Byzantium 330-1454
Royal Academy, until 22 March 2009
In his excellent book Portrait Painters, written more than half-a-century ago but still full of wisdom and stimulating observations, Allan Gwynne-Jones includes a note on the character of English art. He has been discussing the great glories of the medieval school of manuscript illumination in Britain, often forgotten when an assessment is made of our contribution to the visual arts. Yet between 1000 and 1300 the English school was the finest in Europe without a doubt.
Gwynne-Jones writes: ‘In order to understand English art one must study its source. English art is Byzantine in root, the Byzantine tradition having found its way to Durham and thence to Winchester by way of Ireland. It is a very austere tradition. But the English genius is exuberant rather than austere, intimate rather than generalised; and so, when the noble tree of Byzantine art is transplanted to England, it not only bursts into a richer and more varied leaf but is soon twined round with honeysuckle, and haunted by many birds and beasts; and the hieratic quality we find persisting right through this greatest period of English art is always combined with an intense naturalism — one that not only extends to birds and beasts and flowers, but in which angels and, still more, devils and monsters, are rendered with an equal intensity of conviction.’
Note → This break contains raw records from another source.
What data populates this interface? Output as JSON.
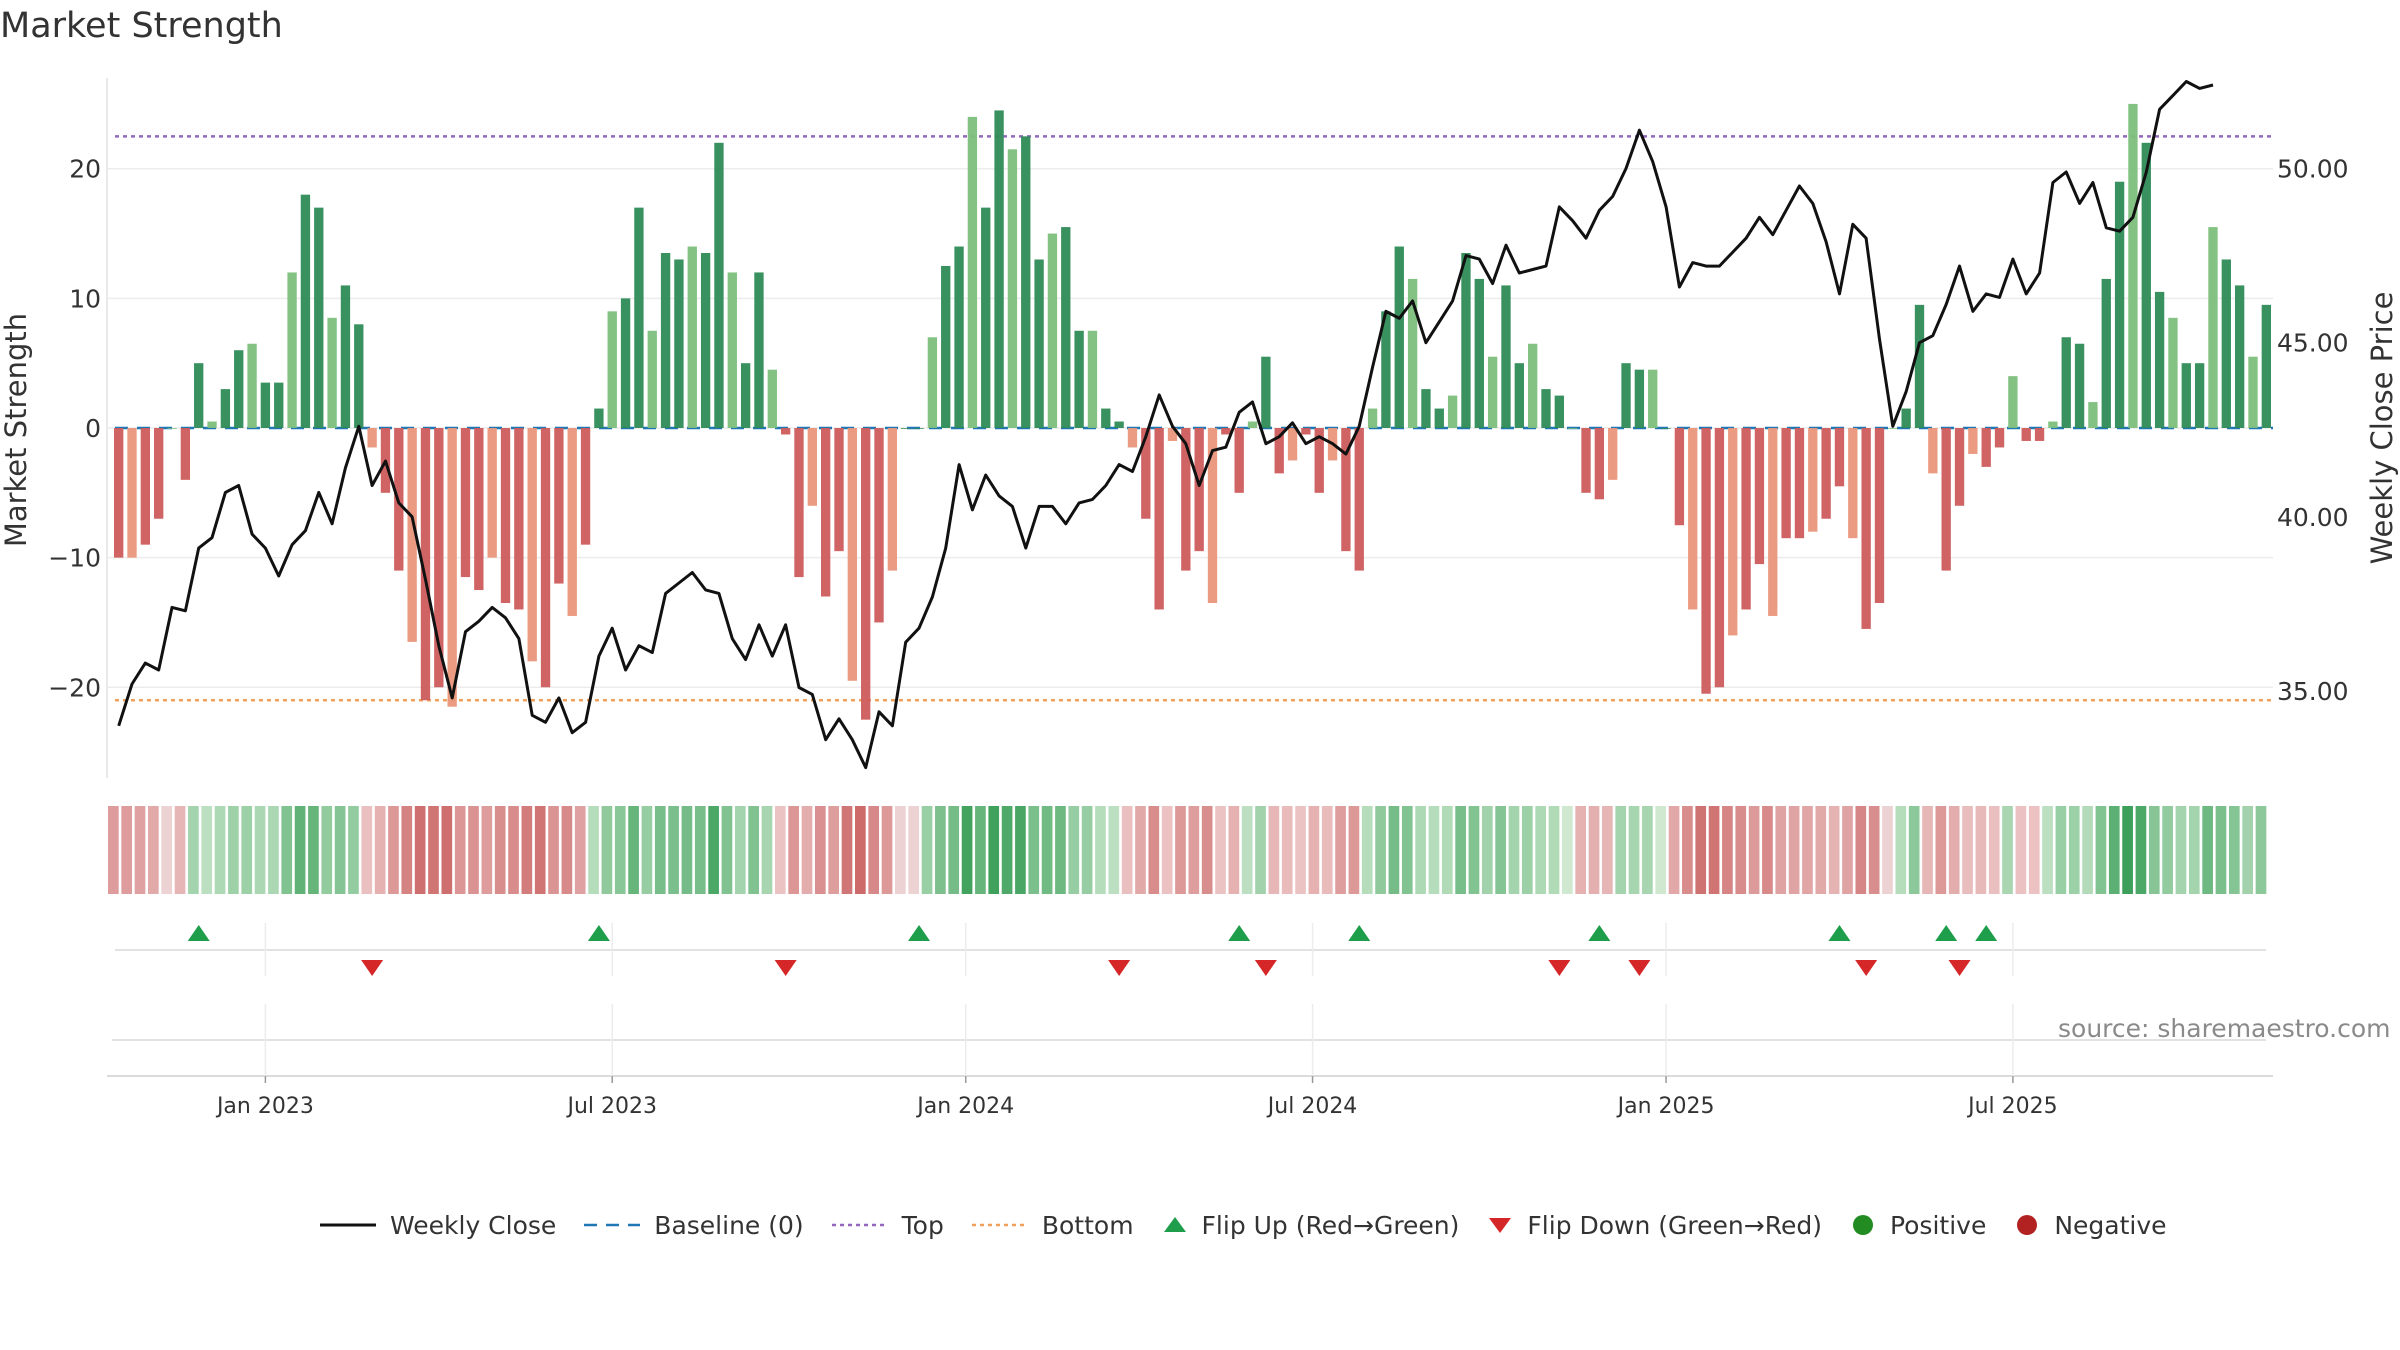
{
  "title": "Market Strength",
  "source": "source: sharemaestro.com",
  "colors": {
    "pos_dark": "#2e8b57",
    "pos_light": "#7cbf7c",
    "neg_dark": "#cd5c5c",
    "neg_light": "#e9967a",
    "top": "#9467bd",
    "bottom": "#f0a05a",
    "baseline": "#1f77b4",
    "flip_up": "#1e9e4a",
    "flip_down": "#d62728",
    "positive": "#228b22",
    "negative": "#b22222",
    "price": "#111111"
  },
  "legend": [
    {
      "key": "line",
      "label": "Weekly Close",
      "icon": "line-icon"
    },
    {
      "key": "baseline",
      "label": "Baseline (0)",
      "icon": "dashed-line-icon"
    },
    {
      "key": "top",
      "label": "Top",
      "icon": "dotted-line-icon"
    },
    {
      "key": "bottom",
      "label": "Bottom",
      "icon": "dotted-line-icon"
    },
    {
      "key": "flip_up",
      "label": "Flip Up (Red→Green)",
      "icon": "triangle-up-icon"
    },
    {
      "key": "flip_down",
      "label": "Flip Down (Green→Red)",
      "icon": "triangle-down-icon"
    },
    {
      "key": "positive",
      "label": "Positive",
      "icon": "dot-icon"
    },
    {
      "key": "negative",
      "label": "Negative",
      "icon": "dot-icon"
    }
  ],
  "chart_data": {
    "type": "bar",
    "title": "Market Strength",
    "ylabel": "Market Strength",
    "y2label": "Weekly Close Price",
    "ylim": [
      -27,
      27
    ],
    "y2lim": [
      32.5,
      52.6
    ],
    "yticks": [
      -20,
      -10,
      0,
      10,
      20
    ],
    "y2ticks": [
      35,
      40,
      45,
      50
    ],
    "y2ticklabels": [
      "35.00",
      "40.00",
      "45.00",
      "50.00"
    ],
    "top_level": 22.5,
    "bottom_level": -21,
    "baseline": 0,
    "x_axis": {
      "start": "2022-10-17",
      "period": "weekly",
      "tick_labels": [
        "Jan 2023",
        "Jul 2023",
        "Jan 2024",
        "Jul 2024",
        "Jan 2025",
        "Jul 2025"
      ],
      "tick_weeks": [
        11.5,
        37.5,
        64,
        90,
        116.5,
        142.5
      ]
    },
    "series": [
      {
        "name": "Market Strength",
        "type": "bar",
        "values": [
          -10,
          -10,
          -9,
          -7,
          0,
          -4,
          5,
          0.5,
          3,
          6,
          6.5,
          3.5,
          3.5,
          12,
          18,
          17,
          8.5,
          11,
          8,
          -1.5,
          -5,
          -11,
          -16.5,
          -21,
          -20,
          -21.5,
          -11.5,
          -12.5,
          -10,
          -13.5,
          -14,
          -18,
          -20,
          -12,
          -14.5,
          -9,
          1.5,
          9,
          10,
          17,
          7.5,
          13.5,
          13,
          14,
          13.5,
          22,
          12,
          5,
          12,
          4.5,
          -0.5,
          -11.5,
          -6,
          -13,
          -9.5,
          -19.5,
          -22.5,
          -15,
          -11,
          0,
          0,
          7,
          12.5,
          14,
          24,
          17,
          24.5,
          21.5,
          22.5,
          13,
          15,
          15.5,
          7.5,
          7.5,
          1.5,
          0.5,
          -1.5,
          -7,
          -14,
          -1,
          -11,
          -9.5,
          -13.5,
          -0.5,
          -5,
          0.5,
          5.5,
          -3.5,
          -2.5,
          -0.5,
          -5,
          -2.5,
          -9.5,
          -11,
          1.5,
          9,
          14,
          11.5,
          3,
          1.5,
          2.5,
          13.5,
          11.5,
          5.5,
          11,
          5,
          6.5,
          3,
          2.5,
          0,
          -5,
          -5.5,
          -4,
          5,
          4.5,
          4.5,
          0,
          -7.5,
          -14,
          -20.5,
          -20,
          -16,
          -14,
          -10.5,
          -14.5,
          -8.5,
          -8.5,
          -8,
          -7,
          -4.5,
          -8.5,
          -15.5,
          -13.5,
          0,
          1.5,
          9.5,
          -3.5,
          -11,
          -6,
          -2,
          -3,
          -1.5,
          4,
          -1,
          -1,
          0.5,
          7,
          6.5,
          2,
          11.5,
          19,
          25,
          22,
          10.5,
          8.5,
          5,
          5,
          15.5,
          13,
          11,
          5.5,
          9.5
        ]
      },
      {
        "name": "Weekly Close",
        "type": "line",
        "values": [
          34,
          35.2,
          35.8,
          35.6,
          37.4,
          37.3,
          39.1,
          39.4,
          40.7,
          40.9,
          39.5,
          39.1,
          38.3,
          39.2,
          39.6,
          40.7,
          39.8,
          41.4,
          42.6,
          40.9,
          41.6,
          40.4,
          40,
          38.2,
          36.3,
          34.8,
          36.7,
          37,
          37.4,
          37.1,
          36.5,
          34.3,
          34.1,
          34.8,
          33.8,
          34.1,
          36,
          36.8,
          35.6,
          36.3,
          36.1,
          37.8,
          38.1,
          38.4,
          37.9,
          37.8,
          36.5,
          35.9,
          36.9,
          36,
          36.9,
          35.1,
          34.9,
          33.6,
          34.2,
          33.6,
          32.8,
          34.4,
          34,
          36.4,
          36.8,
          37.7,
          39.1,
          41.5,
          40.2,
          41.2,
          40.6,
          40.3,
          39.1,
          40.3,
          40.3,
          39.8,
          40.4,
          40.5,
          40.9,
          41.5,
          41.3,
          42.3,
          43.5,
          42.6,
          42.1,
          40.9,
          41.9,
          42,
          43,
          43.3,
          42.1,
          42.3,
          42.7,
          42.1,
          42.3,
          42.1,
          41.8,
          42.6,
          44.3,
          45.9,
          45.7,
          46.2,
          45,
          45.6,
          46.2,
          47.5,
          47.4,
          46.7,
          47.8,
          47,
          47.1,
          47.2,
          48.9,
          48.5,
          48,
          48.8,
          49.2,
          50,
          51.1,
          50.2,
          48.9,
          46.6,
          47.3,
          47.2,
          47.2,
          47.6,
          48,
          48.6,
          48.1,
          48.8,
          49.5,
          49,
          47.9,
          46.4,
          48.4,
          48,
          45.1,
          42.6,
          43.6,
          45,
          45.2,
          46.1,
          47.2,
          45.9,
          46.4,
          46.3,
          47.4,
          46.4,
          47,
          49.6,
          49.9,
          49,
          49.6,
          48.3,
          48.2,
          48.6,
          49.9,
          51.7,
          52.1,
          52.5,
          52.3,
          52.4
        ]
      }
    ],
    "heatmap_strip": {
      "type": "heatmap",
      "encodes": "Market Strength (green positive, red negative, darker = stronger)"
    },
    "flip_up_weeks": [
      6,
      36,
      60,
      84,
      93,
      111,
      129,
      137,
      140
    ],
    "flip_down_weeks": [
      19,
      50,
      75,
      86,
      108,
      114,
      131,
      138
    ]
  }
}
For anyone interested in the art of this country, no other justification is necessary for a trip to the Royal Academy to see its current blockbuster. Of course, Byzantine art deserves to be studied for its own sake, extensively and in depth, though I’m not sure that an exhibition of this sort is the way to achieve it. There is so much essential art that cannot be transported — the architecture, the murals, the mosaics — that a museum show can only ever tell part of the story.